AUSTIN — In a surprise move, the Texas Senate early Wednesday tacked its controversial version of the 'bathroom bill" and property-tax reform measures into a catch-all House bill.

But it was a trap, the House author of the so-called "Christmas tree" bill confirmed, and the measures added to it are now dead.

Among the 48 amendments the Senate tacked onto House Bill 4180 were the Senate-passed versions of Senate Bill 6 and Senate Bill 2, two measures the House had watered-down greatly before approving them in recent days.

The other amendments tacked onto the House bill by state Rep.

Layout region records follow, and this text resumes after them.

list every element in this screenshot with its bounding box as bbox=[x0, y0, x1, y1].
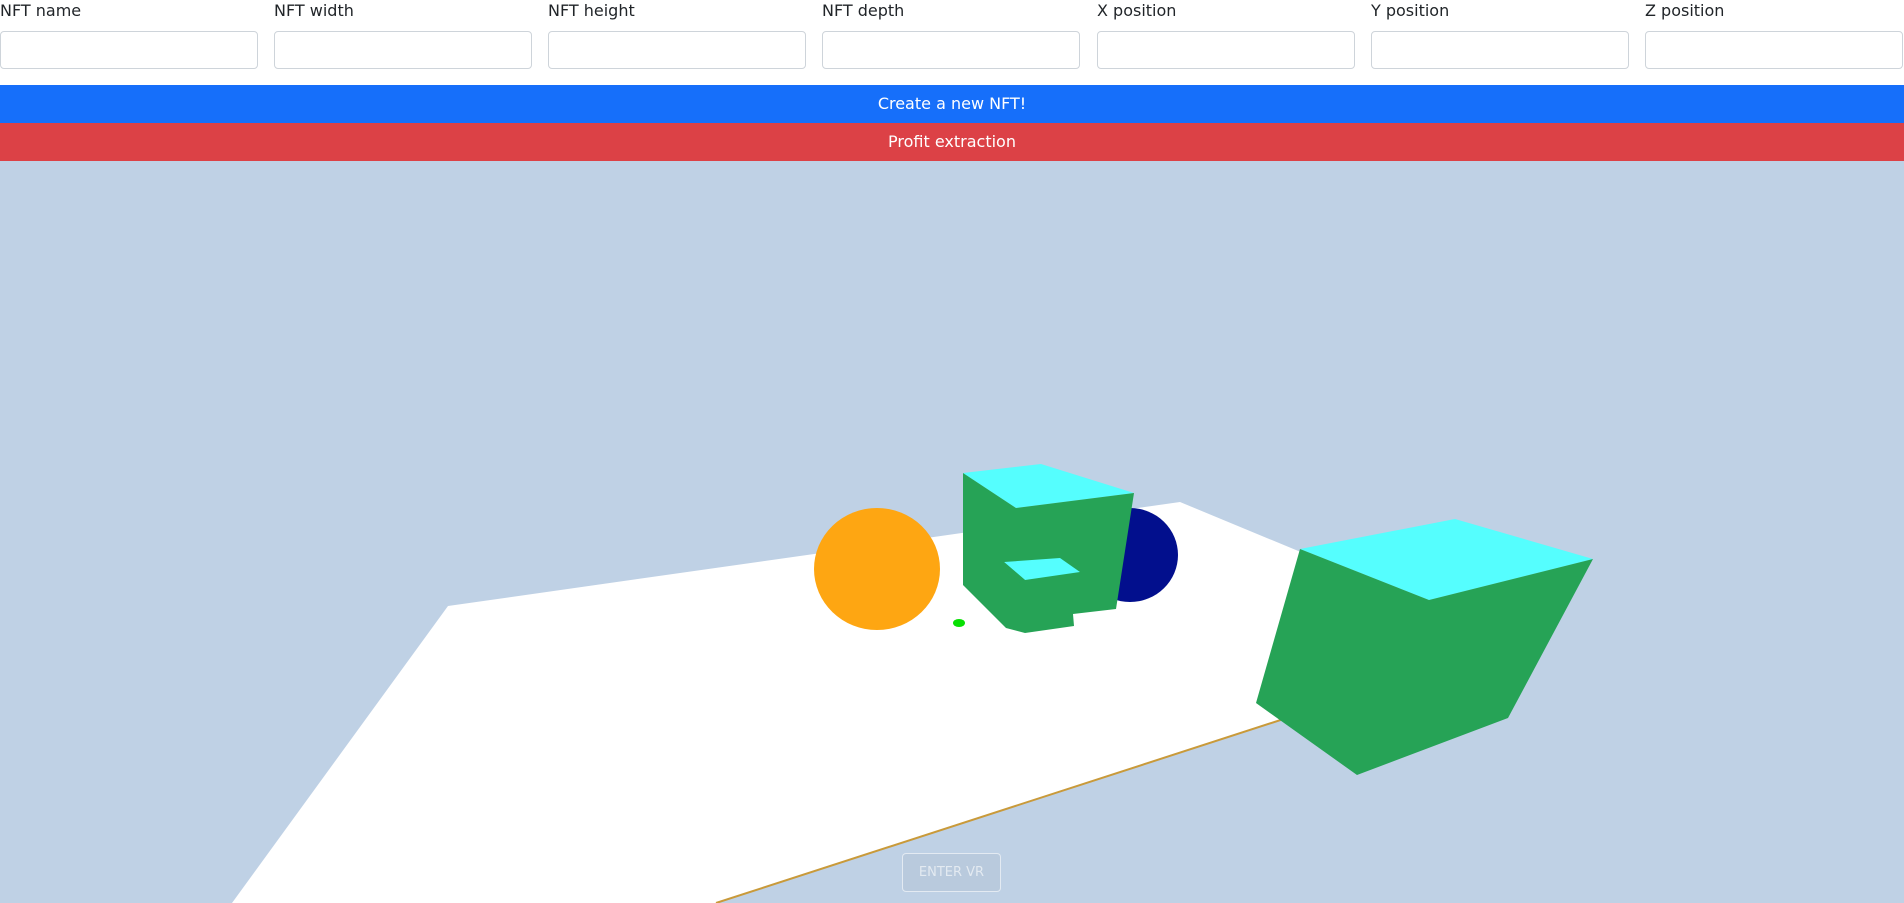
tiny-green-object bbox=[953, 619, 965, 627]
nft-depth-input[interactable] bbox=[822, 31, 1080, 69]
field-nft-width: NFT width bbox=[274, 0, 532, 69]
field-y-position: Y position bbox=[1371, 0, 1629, 69]
nft-name-input[interactable] bbox=[0, 31, 258, 69]
large-cube bbox=[1256, 519, 1593, 775]
profit-extraction-button[interactable]: Profit extraction bbox=[0, 123, 1904, 161]
enter-vr-button[interactable]: ENTER VR bbox=[902, 853, 1001, 892]
nft-depth-label: NFT depth bbox=[822, 1, 905, 20]
field-nft-height: NFT height bbox=[548, 0, 806, 69]
y-position-label: Y position bbox=[1371, 1, 1450, 20]
orange-sphere bbox=[814, 508, 940, 630]
nft-height-input[interactable] bbox=[548, 31, 806, 69]
medium-cube bbox=[963, 464, 1134, 633]
field-z-position: Z position bbox=[1645, 0, 1903, 69]
field-nft-name: NFT name bbox=[0, 0, 258, 69]
3d-scene-canvas[interactable] bbox=[0, 161, 1904, 903]
nft-width-label: NFT width bbox=[274, 1, 354, 20]
x-position-label: X position bbox=[1097, 1, 1177, 20]
z-position-input[interactable] bbox=[1645, 31, 1903, 69]
z-position-label: Z position bbox=[1645, 1, 1725, 20]
field-x-position: X position bbox=[1097, 0, 1355, 69]
nft-height-label: NFT height bbox=[548, 1, 635, 20]
create-nft-button[interactable]: Create a new NFT! bbox=[0, 85, 1904, 123]
nft-form: NFT name NFT width NFT height NFT depth … bbox=[0, 0, 1904, 85]
scene-render bbox=[232, 464, 1593, 903]
x-position-input[interactable] bbox=[1097, 31, 1355, 69]
field-nft-depth: NFT depth bbox=[822, 0, 1080, 69]
y-position-input[interactable] bbox=[1371, 31, 1629, 69]
nft-width-input[interactable] bbox=[274, 31, 532, 69]
nft-name-label: NFT name bbox=[0, 1, 82, 20]
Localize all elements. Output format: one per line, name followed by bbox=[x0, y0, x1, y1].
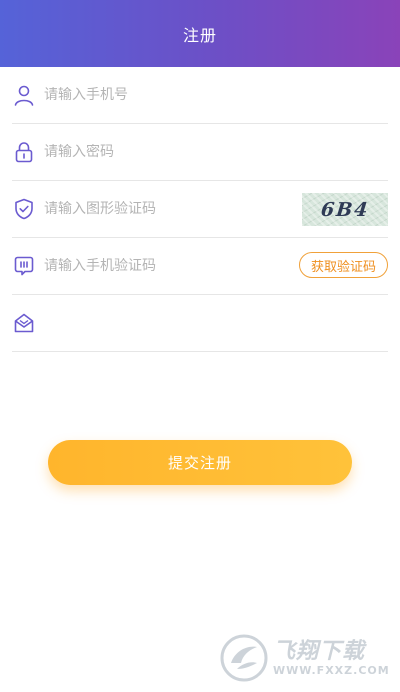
submit-register-button[interactable]: 提交注册 bbox=[48, 440, 352, 485]
user-icon bbox=[13, 84, 35, 106]
phone-input[interactable] bbox=[44, 87, 274, 103]
sms-code-input[interactable] bbox=[44, 258, 274, 274]
shield-check-icon bbox=[13, 198, 35, 220]
lock-icon bbox=[13, 141, 35, 163]
sms-code-row: 获取验证码 bbox=[12, 238, 388, 295]
register-form: 6B4 获取验证码 bbox=[12, 67, 388, 352]
watermark: 飞翔下载 WWW.FXXZ.COM bbox=[219, 628, 397, 688]
message-icon bbox=[13, 255, 35, 277]
phone-row bbox=[12, 67, 388, 124]
watermark-title: 飞翔下载 bbox=[273, 638, 366, 664]
invite-row bbox=[12, 295, 388, 352]
captcha-input[interactable] bbox=[44, 201, 274, 217]
page-title: 注册 bbox=[182, 25, 217, 45]
watermark-logo-icon bbox=[220, 634, 268, 682]
password-row bbox=[12, 124, 388, 181]
captcha-row: 6B4 bbox=[12, 181, 388, 238]
captcha-text: 6B4 bbox=[319, 198, 371, 221]
password-input[interactable] bbox=[44, 144, 274, 160]
watermark-url: WWW.FXXZ.COM bbox=[273, 663, 390, 677]
invite-envelope-icon bbox=[13, 312, 35, 334]
get-sms-code-button[interactable]: 获取验证码 bbox=[298, 252, 388, 278]
invite-code-input[interactable] bbox=[44, 315, 274, 331]
captcha-image[interactable]: 6B4 bbox=[302, 193, 388, 226]
app-header: 注册 bbox=[0, 0, 400, 67]
watermark-text: 飞翔下载 WWW.FXXZ.COM bbox=[273, 638, 390, 677]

Garnet Coleman, D-Houston, were entire bills, as well, ranging from a short one on a Houston flood study to a 54-page Texas Emissions Reduction Plan.

They included both Senate and House bills that had not passed in the House.

They were slated to die if they had been amended onto the bill, which was a measure covering governmental entities and officials — a broad category that allowed the attachment of the numerous amendments.

Lawmakers refer to the bill that gets loaded with amendments as a "Christmas tree," a session-ending frenzy that in past years has been used to get many bills moving ahead to become law at one time.

Much the same thing happened two years ago, when Senate Republicans loaded it up with amendments toward the end of the session, including a controversial anti-gay marriage provision. Coleman also carried that bill.

"I sent this bill over knowing they would do this, and they fell for it," Coleman said early Wednesday, after watching the Senate session. "I'm not moving that bill. It's all dead . . . In fact, I get to kill a couple of Senate bills twice."

Even so, senators seemed assured as they attached amendments, in hopes the move might get their bills through a logjam in the House.

"I had looked for days for something to put this on," said state Sen. Lois Kolkhorst, R-Brenham, the sponsor of the House bill that was loaded up wth the amendments. "There was no other vehicle to put this on."

She was the Senate sponsor of SB 6, the bathroom bill, that failed to pass the House.

"This bill represents a tremendous amount of legislation and work that we passed that never got out of the House," said state Sen. Paul Bettencourt, R-Houston, who attached his SB 2.

After more than a hour of attaching amendments to the House bill, the tentative vote was 21-10.

While Republicans hugged each other after the vote, and some even issued press releases on the maneuver, Democrats seemed surprised. "That was a curve ball," said Sen. Jose Menendez, D-San Antonio.

Sen. John Whitmire, D-Houston, remarked about the now-thick House bill: "This thing looks like an encyclopedia now."

Before Coleman pronounced his bill a dead-end trap, a final vote on the greatly expanded bill was likely Wednesday in the Senate. That vote is now unlikely.